- Born: Norma Beatriz Guimil 7 September 1932 Villa Domínico, Buenos Aires, Argentina
- Died: 18 June 1996 (aged 63) Temperley, Buenos Aires, Argentina
- Occupation: Activist
- Spouse: Miguel Plá ​(died)​
- Children: 4

= Norma Plá =

Argentine activist (1932–1996

Norma Beatriz Guimil de Plá (born Norma Beatriz Guimil; 7 September 1932 – 18 June 1996), better known as Norma Plá, was an Argentine activist who demanded an increase in pensions for retirees, and led various marches for the rights of older people in Argentina. In 1991, her movement of retirees began the practice of blocking the strategic Rivadavia Avenue in Buenos Aires every Wednesday, in front of the National Congress, becoming the first in Argentine history to systematically block streets as a form of protest, anticipating the piquetero movement.

== Biography ==

She was born and lived her entire life in a humble house. She was married and never got a formal job, when her husband died she was able to have a pension of 150 USD. This money was not enough to have a good standard of life and that motivated her first movements of manifestations.

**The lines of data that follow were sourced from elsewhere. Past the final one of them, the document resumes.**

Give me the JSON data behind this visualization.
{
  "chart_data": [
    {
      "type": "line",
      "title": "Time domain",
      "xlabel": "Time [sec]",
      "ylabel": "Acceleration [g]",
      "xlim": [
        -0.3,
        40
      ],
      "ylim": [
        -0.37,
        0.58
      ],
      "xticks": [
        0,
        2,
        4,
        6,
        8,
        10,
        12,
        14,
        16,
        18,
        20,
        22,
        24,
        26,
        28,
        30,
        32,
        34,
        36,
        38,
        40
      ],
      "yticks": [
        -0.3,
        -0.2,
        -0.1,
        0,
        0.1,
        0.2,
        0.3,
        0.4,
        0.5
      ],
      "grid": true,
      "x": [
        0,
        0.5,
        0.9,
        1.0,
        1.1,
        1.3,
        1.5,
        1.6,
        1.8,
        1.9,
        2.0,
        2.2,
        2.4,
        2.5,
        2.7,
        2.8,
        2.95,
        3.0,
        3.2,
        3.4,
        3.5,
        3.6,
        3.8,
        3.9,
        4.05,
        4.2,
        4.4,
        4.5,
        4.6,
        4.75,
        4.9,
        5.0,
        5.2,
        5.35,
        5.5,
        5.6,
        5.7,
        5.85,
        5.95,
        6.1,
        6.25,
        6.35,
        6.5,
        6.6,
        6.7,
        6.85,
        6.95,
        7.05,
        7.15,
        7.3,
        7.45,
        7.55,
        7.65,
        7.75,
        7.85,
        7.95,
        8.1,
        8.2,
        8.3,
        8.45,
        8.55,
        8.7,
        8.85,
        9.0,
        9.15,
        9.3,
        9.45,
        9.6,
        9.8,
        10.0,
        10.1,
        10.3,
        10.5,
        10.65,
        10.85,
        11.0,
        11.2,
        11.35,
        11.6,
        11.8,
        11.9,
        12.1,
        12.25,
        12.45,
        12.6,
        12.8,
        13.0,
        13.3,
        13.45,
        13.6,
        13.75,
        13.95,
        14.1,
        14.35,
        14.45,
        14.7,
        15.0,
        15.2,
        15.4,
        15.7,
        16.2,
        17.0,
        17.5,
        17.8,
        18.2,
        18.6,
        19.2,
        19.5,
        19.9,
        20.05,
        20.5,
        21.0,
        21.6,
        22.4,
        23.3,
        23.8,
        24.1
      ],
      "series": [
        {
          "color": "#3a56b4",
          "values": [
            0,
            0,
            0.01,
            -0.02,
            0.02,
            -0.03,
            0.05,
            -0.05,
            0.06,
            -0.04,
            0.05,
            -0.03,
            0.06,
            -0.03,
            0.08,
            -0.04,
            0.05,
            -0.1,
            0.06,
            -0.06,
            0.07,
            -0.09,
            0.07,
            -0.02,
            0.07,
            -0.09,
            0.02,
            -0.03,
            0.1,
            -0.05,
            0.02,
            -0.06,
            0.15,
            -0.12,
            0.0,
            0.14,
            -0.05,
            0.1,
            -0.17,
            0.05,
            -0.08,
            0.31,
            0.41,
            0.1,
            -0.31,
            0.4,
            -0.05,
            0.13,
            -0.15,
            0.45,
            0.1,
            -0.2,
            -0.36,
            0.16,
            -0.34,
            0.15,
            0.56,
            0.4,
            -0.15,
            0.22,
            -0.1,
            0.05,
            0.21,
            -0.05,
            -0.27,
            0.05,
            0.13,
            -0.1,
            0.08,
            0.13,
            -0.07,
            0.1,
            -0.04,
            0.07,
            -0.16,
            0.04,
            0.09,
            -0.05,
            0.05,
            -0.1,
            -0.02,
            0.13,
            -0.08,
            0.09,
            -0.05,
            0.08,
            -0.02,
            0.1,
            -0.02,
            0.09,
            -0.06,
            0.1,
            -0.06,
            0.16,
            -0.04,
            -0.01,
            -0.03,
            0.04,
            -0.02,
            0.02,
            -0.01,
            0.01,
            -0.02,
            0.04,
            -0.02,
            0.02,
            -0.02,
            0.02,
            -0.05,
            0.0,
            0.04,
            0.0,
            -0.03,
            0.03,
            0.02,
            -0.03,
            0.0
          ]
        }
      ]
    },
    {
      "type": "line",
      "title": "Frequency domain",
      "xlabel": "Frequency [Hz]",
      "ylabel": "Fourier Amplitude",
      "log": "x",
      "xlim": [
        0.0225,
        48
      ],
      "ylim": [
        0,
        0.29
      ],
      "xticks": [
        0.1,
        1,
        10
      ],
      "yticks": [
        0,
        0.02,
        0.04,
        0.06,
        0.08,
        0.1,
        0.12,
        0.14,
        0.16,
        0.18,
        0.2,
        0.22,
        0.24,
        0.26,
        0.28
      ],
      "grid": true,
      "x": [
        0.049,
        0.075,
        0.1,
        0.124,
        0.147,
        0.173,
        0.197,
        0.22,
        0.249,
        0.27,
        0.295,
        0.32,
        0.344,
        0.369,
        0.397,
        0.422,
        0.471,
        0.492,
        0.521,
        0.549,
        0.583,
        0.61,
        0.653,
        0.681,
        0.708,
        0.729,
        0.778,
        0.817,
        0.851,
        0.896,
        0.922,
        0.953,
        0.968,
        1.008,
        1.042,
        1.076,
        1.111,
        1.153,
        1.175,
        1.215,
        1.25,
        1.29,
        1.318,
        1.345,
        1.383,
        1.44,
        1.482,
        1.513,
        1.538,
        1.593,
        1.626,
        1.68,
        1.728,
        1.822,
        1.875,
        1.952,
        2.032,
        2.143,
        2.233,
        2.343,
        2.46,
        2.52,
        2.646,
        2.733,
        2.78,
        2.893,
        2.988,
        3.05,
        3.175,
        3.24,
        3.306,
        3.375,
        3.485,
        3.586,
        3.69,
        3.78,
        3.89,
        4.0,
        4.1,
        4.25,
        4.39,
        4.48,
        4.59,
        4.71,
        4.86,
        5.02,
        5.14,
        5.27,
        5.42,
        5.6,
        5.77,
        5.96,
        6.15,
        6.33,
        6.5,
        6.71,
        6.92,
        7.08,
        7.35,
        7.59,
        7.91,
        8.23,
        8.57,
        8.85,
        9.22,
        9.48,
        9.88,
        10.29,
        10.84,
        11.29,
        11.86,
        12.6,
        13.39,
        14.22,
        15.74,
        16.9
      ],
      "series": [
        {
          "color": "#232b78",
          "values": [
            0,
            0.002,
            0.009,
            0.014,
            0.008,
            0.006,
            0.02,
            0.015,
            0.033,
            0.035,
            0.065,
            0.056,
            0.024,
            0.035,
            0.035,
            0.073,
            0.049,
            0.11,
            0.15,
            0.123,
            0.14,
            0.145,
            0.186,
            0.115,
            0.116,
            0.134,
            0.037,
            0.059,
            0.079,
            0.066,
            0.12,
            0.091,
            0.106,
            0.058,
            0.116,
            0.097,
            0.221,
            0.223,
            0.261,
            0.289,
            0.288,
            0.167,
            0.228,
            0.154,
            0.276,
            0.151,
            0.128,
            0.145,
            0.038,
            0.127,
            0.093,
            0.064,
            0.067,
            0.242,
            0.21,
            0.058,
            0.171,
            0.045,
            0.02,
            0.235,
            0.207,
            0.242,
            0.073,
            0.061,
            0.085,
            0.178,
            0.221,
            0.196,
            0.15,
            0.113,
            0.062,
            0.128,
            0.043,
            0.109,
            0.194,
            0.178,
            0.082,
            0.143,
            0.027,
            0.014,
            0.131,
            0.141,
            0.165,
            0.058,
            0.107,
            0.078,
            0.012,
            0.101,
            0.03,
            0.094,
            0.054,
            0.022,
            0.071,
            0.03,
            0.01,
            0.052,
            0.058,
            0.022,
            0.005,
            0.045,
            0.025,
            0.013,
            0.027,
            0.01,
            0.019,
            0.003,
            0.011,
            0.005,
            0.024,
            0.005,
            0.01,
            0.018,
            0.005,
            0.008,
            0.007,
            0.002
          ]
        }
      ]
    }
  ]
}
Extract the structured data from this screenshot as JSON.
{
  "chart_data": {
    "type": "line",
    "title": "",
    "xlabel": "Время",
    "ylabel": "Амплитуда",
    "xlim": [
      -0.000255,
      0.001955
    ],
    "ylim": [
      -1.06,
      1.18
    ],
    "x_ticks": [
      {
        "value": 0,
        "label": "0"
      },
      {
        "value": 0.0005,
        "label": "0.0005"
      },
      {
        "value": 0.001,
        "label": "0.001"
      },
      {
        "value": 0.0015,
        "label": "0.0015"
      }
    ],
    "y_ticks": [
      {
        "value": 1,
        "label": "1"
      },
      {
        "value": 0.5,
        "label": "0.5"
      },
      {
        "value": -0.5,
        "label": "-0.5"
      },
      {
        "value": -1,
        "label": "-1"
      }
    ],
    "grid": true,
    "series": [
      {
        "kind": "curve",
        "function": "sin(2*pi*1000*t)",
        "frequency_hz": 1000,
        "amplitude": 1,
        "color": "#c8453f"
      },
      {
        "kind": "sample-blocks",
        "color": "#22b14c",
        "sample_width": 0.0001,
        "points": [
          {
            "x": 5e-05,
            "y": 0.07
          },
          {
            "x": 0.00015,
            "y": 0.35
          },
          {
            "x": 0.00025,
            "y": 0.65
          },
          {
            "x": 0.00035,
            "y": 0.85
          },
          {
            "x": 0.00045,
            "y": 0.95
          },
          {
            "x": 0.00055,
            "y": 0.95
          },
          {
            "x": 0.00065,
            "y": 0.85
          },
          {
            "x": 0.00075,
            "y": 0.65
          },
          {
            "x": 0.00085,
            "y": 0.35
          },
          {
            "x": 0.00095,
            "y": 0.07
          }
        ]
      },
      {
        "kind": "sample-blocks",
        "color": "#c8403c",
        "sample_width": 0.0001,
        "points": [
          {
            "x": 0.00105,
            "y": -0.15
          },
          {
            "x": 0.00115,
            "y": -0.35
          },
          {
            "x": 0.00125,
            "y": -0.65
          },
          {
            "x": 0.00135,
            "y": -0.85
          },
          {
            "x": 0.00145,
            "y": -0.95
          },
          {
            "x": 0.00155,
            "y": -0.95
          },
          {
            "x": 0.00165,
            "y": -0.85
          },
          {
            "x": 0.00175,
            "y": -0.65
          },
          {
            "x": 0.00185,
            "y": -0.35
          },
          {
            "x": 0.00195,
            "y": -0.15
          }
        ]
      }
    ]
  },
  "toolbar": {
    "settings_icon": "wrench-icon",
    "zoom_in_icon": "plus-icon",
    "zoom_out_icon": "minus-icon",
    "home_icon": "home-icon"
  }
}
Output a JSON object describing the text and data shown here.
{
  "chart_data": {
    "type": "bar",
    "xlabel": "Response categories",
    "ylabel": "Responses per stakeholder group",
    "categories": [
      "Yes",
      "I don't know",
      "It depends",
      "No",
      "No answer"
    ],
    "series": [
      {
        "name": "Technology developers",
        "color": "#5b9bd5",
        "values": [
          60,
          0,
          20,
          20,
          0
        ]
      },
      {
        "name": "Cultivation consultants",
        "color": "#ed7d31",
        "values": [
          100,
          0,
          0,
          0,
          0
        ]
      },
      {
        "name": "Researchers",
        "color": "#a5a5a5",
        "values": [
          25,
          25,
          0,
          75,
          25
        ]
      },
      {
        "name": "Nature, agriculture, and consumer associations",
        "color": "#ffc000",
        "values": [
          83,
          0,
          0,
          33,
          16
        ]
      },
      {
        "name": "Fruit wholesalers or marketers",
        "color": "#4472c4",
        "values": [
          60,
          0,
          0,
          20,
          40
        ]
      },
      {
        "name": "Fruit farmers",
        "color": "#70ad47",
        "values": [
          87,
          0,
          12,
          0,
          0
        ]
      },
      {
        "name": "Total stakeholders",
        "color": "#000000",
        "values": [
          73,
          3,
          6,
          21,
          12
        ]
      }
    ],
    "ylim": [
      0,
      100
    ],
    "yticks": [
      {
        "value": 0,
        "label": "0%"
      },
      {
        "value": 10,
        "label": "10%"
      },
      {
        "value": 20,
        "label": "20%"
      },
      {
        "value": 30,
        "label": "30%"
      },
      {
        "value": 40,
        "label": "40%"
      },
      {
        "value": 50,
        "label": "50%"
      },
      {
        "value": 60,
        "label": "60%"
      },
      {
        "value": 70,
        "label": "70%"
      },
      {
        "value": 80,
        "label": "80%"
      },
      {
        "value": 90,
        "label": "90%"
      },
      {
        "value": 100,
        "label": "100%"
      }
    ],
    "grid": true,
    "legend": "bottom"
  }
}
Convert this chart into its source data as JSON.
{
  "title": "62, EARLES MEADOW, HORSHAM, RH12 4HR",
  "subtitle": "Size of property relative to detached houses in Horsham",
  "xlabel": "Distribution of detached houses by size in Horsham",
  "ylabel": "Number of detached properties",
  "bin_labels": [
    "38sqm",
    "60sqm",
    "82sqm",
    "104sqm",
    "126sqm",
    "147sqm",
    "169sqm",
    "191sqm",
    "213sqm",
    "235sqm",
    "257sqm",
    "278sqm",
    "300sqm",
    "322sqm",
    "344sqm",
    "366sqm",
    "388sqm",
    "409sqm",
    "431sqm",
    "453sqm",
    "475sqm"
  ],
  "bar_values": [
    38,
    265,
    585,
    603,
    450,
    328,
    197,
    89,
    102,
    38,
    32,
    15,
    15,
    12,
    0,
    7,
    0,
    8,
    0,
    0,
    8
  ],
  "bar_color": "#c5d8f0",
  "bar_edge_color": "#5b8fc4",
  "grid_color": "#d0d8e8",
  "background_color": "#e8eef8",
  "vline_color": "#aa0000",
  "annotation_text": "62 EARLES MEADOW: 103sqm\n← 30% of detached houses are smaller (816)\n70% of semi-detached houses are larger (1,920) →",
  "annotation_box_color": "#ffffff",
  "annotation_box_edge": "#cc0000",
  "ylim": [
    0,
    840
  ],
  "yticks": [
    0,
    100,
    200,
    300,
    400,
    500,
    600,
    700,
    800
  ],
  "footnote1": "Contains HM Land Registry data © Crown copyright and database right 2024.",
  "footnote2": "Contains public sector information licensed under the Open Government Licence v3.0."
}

As a retired woman, she started to be known for the claim of a minimum of 450 USD for all people on retirement to President Carlos Menem and Minister of Economy Domingo Cavallo. In one interview with Cavallo, he started crying in front of Plá remembering his parents as retired people. She also proposed that the affairs of the PAMI (the public health insurance agency for retired people) be conducted by its beneficiaries.

She started a campaign to improve the situation of older people in Argentina with manifestations in public places like squares. She was arrested by the police many times for his campaigns and for occupy public spaces. On one occasion, she gave to Mikhail Gorbachev a petition to require President Menem for improvements for older people.

She died of breast cancer in 1996 in her house in the neighbourhood of San José, Temperley. She is considered an icon of feminism in Argentina and an icon of the defense of older people.